Electric vehicle charging stations are conveniently located at Municipal Hall, West Vancouver Community Centre, and Gleneagles Community Centre. Each location has two vehicle charging spots. Drivers may access the service for free by borrowing a VERnetwork access card from the reception desk in each building during operating hours or by ordering their ticket for $10.00.

West Vancouver is known as Canada’s wealthiest municipality. The economy is indeed strong: over 80% of the population sports a household income of at least $100,000. The average cost of a home in West Vancouver is above $2 million, and 95 percent of its housing market is valued at over $1 million.
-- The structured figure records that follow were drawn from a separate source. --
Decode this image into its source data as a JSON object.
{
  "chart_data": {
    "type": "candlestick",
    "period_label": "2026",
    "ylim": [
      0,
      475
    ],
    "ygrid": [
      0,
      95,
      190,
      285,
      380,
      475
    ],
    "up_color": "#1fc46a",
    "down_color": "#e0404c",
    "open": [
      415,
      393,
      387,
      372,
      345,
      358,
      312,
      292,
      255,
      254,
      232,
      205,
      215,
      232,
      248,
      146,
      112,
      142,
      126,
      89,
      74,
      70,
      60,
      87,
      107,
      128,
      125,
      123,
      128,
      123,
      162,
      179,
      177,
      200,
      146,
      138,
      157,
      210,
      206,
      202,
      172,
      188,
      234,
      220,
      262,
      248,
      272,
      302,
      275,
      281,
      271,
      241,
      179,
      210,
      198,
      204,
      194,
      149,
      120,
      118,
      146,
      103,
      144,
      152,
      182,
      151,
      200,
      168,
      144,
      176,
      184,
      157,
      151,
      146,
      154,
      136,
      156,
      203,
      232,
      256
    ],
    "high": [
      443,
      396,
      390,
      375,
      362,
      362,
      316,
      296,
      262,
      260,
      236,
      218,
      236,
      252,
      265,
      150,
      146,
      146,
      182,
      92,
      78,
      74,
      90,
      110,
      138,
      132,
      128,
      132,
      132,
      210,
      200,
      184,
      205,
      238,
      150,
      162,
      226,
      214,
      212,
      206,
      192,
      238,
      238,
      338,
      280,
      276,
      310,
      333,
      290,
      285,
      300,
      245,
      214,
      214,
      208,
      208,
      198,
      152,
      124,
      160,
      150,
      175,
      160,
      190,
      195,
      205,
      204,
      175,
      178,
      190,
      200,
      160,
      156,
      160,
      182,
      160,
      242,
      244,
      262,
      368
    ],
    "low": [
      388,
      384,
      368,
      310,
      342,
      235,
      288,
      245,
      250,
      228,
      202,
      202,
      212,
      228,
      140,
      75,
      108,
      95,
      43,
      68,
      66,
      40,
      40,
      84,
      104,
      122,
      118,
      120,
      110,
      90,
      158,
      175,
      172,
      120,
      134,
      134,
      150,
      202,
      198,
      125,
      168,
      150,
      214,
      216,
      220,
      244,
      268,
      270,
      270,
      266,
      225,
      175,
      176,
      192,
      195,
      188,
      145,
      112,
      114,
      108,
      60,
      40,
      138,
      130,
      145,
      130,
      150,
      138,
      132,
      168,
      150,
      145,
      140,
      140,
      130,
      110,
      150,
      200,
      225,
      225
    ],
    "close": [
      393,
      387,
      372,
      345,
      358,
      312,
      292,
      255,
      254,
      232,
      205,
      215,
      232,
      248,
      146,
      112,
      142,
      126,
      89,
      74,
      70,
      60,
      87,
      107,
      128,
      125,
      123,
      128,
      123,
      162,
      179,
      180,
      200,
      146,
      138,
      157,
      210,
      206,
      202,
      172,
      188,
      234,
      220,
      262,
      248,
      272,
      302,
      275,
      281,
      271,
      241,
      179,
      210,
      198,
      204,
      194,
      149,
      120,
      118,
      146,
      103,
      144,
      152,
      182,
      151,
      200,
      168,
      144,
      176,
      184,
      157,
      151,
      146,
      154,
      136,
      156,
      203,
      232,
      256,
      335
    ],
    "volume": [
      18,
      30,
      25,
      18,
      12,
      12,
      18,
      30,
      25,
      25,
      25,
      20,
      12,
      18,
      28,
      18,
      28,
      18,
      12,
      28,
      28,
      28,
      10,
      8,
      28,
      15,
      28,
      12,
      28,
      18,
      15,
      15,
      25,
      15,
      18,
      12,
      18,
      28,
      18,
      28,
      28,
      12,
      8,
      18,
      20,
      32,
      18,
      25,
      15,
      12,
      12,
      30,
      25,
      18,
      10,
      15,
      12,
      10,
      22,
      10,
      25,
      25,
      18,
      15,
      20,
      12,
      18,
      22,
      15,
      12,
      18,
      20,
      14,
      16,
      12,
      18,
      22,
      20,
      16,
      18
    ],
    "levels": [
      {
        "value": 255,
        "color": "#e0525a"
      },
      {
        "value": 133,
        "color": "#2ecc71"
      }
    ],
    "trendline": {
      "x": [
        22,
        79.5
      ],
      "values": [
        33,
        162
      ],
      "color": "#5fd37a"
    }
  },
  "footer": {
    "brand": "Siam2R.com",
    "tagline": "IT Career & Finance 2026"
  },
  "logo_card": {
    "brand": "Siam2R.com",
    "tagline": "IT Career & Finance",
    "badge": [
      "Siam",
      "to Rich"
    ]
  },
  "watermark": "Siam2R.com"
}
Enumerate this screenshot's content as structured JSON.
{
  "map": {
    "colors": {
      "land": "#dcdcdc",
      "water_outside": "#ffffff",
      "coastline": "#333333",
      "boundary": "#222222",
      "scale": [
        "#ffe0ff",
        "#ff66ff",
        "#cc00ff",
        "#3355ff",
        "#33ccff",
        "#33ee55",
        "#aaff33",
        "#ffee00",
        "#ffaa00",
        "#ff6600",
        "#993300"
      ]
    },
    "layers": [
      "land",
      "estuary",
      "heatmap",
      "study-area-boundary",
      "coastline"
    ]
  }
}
Aside from active real estate, retail, and hospitality industries, West Vancouver also boasts a famous film industry. Many producers and production companies come to the district to take advantage of the spectacular scenery and historic municipal buildings.

Healthcare & Education

Public schools in West Vancouver belong to the School District 45 West Vancouver, a highly-ranked district comprising a total of 17 schools that range from kindergarten through Grade 12. Three middle and high schools are located in West Vancouver, including the West Vancouver Secondary School, Sentinel Secondary School, and Rockridge Secondary School, and the École Pauline Johnson provides a French language immersion program through Grade 7. The district has an annual budget of $39.3 million and accommodates 6,583 students in total.

Healthcare in West Vancouver is provided by the Copeman Healthcare Centre and Complement Healthcare, located at the West Vancouver Community Centre. The city’s first multidisciplinary alternative health clinic, Complement offers a full spectrum of healthcare services locally, inclusive of chiropractic and massage therapy, orthotics, psychology and counseling, laser therapy, and osteopathy.